BMC Genomics. 2010 Oct 16;11:571. doi: 10.1186/1471-2164-11-571.
Roche 454 pyrosequencing has become a method of choice for generating transcriptome data from non-model organisms. Once the tens to hundreds of thousands of short (250-450 base) reads have been produced, it is important to correctly assemble these to estimate the sequence of all the transcripts. Most transcriptome assembly projects use only one program for assembling 454 pyrosequencing reads, but there is no evidence that the programs used to date are optimal. We have carried out a systematic comparison of five assemblers (CAP3, MIRA, Newbler, SeqMan and CLC) to establish best practices for transcriptome assemblies, using a new dataset from the parasitic nematode Litomosoides sigmodontis.

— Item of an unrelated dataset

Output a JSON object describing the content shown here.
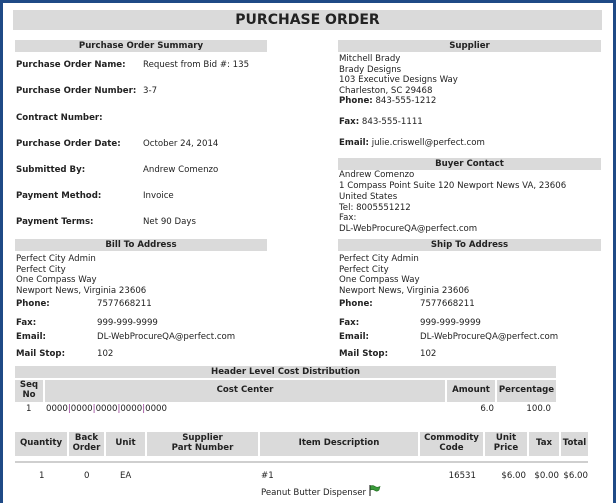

Although no single assembler performed best on all our criteria, Newbler 2.5 gave longer contigs, better alignments to some reference sequences, and was fast and easy to use. SeqMan assemblies performed best on the criterion of recapitulating known transcripts, and had more novel sequence than the other assemblers, but generated an excess of small, redundant contigs. The remaining assemblers all performed almost as well, with the exception of Newbler 2.3 (the version currently used by most assembly projects), which generated assemblies that had significantly lower total length. As different assemblers use different underlying algorithms to generate contigs, we also explored merging of assemblies and found that the merged datasets not only aligned better to reference sequences than individual assemblies, but were also more consistent in the number and size of contigs.

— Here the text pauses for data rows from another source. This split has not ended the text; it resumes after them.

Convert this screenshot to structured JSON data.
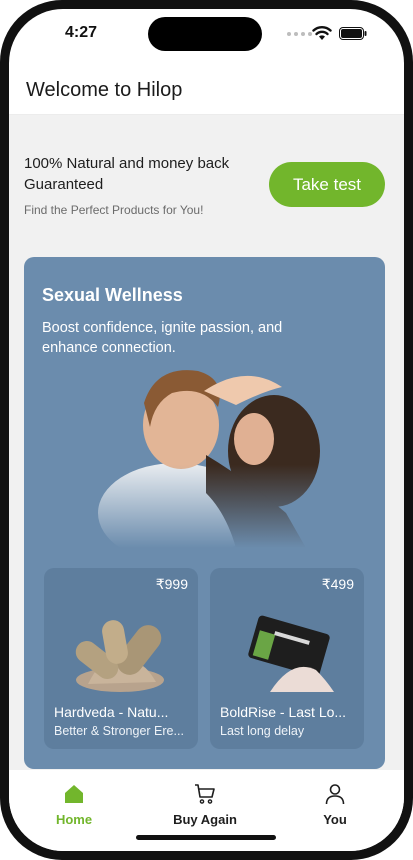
{
  "status_bar": {
    "time": "4:27"
  },
  "header": {
    "title": "Welcome to Hilop"
  },
  "promo": {
    "headline": "100% Natural and money back Guaranteed",
    "subtext": "Find the Perfect Products for You!",
    "cta_label": "Take test",
    "cta_color": "#72b62c"
  },
  "category_card": {
    "title": "Sexual Wellness",
    "description": "Boost confidence, ignite passion, and enhance connection.",
    "background_color": "#6b8cad",
    "products": [
      {
        "price": "₹999",
        "name": "Hardveda - Natu...",
        "description": "Better & Stronger Ere...",
        "image": "capsules-powder"
      },
      {
        "price": "₹499",
        "name": "BoldRise - Last Lo...",
        "description": "Last long delay",
        "image": "sachet-powder"
      }
    ]
  },
  "bottom_nav": {
    "items": [
      {
        "label": "Home",
        "icon": "home-icon",
        "active": true
      },
      {
        "label": "Buy Again",
        "icon": "cart-icon",
        "active": false
      },
      {
        "label": "You",
        "icon": "user-icon",
        "active": false
      }
    ]
  }
}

Transcriptome assemblies are smaller than genome assemblies and thus should be more computationally tractable, but are often harder because individual contigs can have highly variable read coverage. Comparing single assemblers, Newbler 2.5 performed best on our trial data set, but other assemblers were closely comparable. Combining differently optimal assemblies from different programs however gave a more credible final product, and this strategy is recommended.
罗氏 454 焦磷酸测序已成为从非模式生物中生成转录组数据的首选方法。一旦产生了数万到数十万条短(250-450 个碱基)的读取序列,正确组装这些序列以估计所有转录本的序列就变得非常重要。大多数转录组组装项目仅使用一个程序来组装 454 焦磷酸测序读取序列,但迄今为止没有证据表明使用的程序是最优的。我们使用来自寄生线虫旋毛虫的新数据集,对五个组装程序(CAP3、MIRA、Newbler、SeqMan 和 CLC)进行了系统比较,以确定转录组组装的最佳实践。
尽管没有一个程序在我们的所有标准上都表现最好,但 Newbler 2.5 生成的序列更长,与一些参考序列的比对更好,并且使用快速且简单。SeqMan 组装在重现已知转录本的标准上表现最好,并且比其他组装程序具有更多的新序列,但生成的小冗余序列过多。其余的组装程序表现几乎相同,除了 Newbler 2.3(目前大多数组装项目使用的版本),它生成的组装序列总长度明显较低。由于不同的组装程序使用不同的底层算法来生成序列,我们还探索了组装的合并,发现合并后的数据集不仅比对参考序列的对齐更好,而且在序列的数量和大小上也更一致。
转录组组装比基因组组装小,因此应该更容易进行计算,但通常更难,因为单个序列可能具有高度可变的读取覆盖度。在我们的试验数据集上比较单个组装程序时,Newbler 2.5 表现最佳,但其他组装程序也非常接近。然而,从不同的程序中组合不同的最佳组装程序会得到更可信的最终产品,因此推荐使用这种策略。